Totals: ROVORON Kullter scores 34, DUALTRON Victor scores 23.
Based on the scoring, the ROVORON Kullter is our overall winner. Between these two, the Dualtron Victor ultimately feels like the scooter you grow into and keep: it asks more of your wallet and your wrists, but repays you with a deeper ecosystem, stronger long-term support, and that slightly unhinged Dualtron character every time you open it up. The Rovoron Kullter is easier to live with day to day and significantly kinder to both your spine and your bank account, but it never quite shakes the feeling of being the "alternative" rather than the benchmark. If you want something that simply works, rides comfortably and doesn't demand a cult membership, the Kullter will keep you happy.

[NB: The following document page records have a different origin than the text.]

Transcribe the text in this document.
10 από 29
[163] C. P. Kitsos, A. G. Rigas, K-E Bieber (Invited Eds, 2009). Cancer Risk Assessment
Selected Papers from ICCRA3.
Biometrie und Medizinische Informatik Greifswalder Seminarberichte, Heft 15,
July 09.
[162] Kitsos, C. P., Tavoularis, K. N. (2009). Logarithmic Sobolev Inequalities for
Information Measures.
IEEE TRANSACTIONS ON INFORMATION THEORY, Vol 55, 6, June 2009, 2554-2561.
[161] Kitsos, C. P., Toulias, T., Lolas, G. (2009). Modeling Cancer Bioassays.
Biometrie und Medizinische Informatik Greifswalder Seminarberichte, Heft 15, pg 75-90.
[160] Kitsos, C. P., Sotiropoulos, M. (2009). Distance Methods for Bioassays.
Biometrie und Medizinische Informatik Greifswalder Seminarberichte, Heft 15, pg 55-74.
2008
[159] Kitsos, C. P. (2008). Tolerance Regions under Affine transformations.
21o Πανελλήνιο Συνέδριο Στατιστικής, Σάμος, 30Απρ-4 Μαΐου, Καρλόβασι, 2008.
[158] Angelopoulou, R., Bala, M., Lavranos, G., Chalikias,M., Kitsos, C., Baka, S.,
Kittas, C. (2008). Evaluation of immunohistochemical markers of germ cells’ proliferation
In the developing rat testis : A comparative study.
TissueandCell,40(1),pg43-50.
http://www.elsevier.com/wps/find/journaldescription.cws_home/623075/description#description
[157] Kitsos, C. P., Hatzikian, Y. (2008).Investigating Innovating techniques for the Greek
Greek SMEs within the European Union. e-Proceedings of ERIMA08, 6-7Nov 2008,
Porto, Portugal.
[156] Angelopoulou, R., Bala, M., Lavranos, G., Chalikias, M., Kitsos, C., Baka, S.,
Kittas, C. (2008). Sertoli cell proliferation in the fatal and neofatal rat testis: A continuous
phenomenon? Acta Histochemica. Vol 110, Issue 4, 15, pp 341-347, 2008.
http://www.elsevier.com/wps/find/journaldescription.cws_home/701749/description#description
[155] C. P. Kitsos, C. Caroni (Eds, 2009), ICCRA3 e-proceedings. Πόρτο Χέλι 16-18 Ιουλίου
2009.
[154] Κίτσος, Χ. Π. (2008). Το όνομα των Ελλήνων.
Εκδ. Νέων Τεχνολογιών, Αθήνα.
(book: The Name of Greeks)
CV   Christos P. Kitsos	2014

If you're willing to commit - to the price, the maintenance, and the sensation of being slightly over-biked - the Victor is the one that will still make you grin years down the line.
That's our verdict when we try to stay objective – but hey, riding is mostly about emotions anyway, so pick the one that will make you look forward to your commute every single day.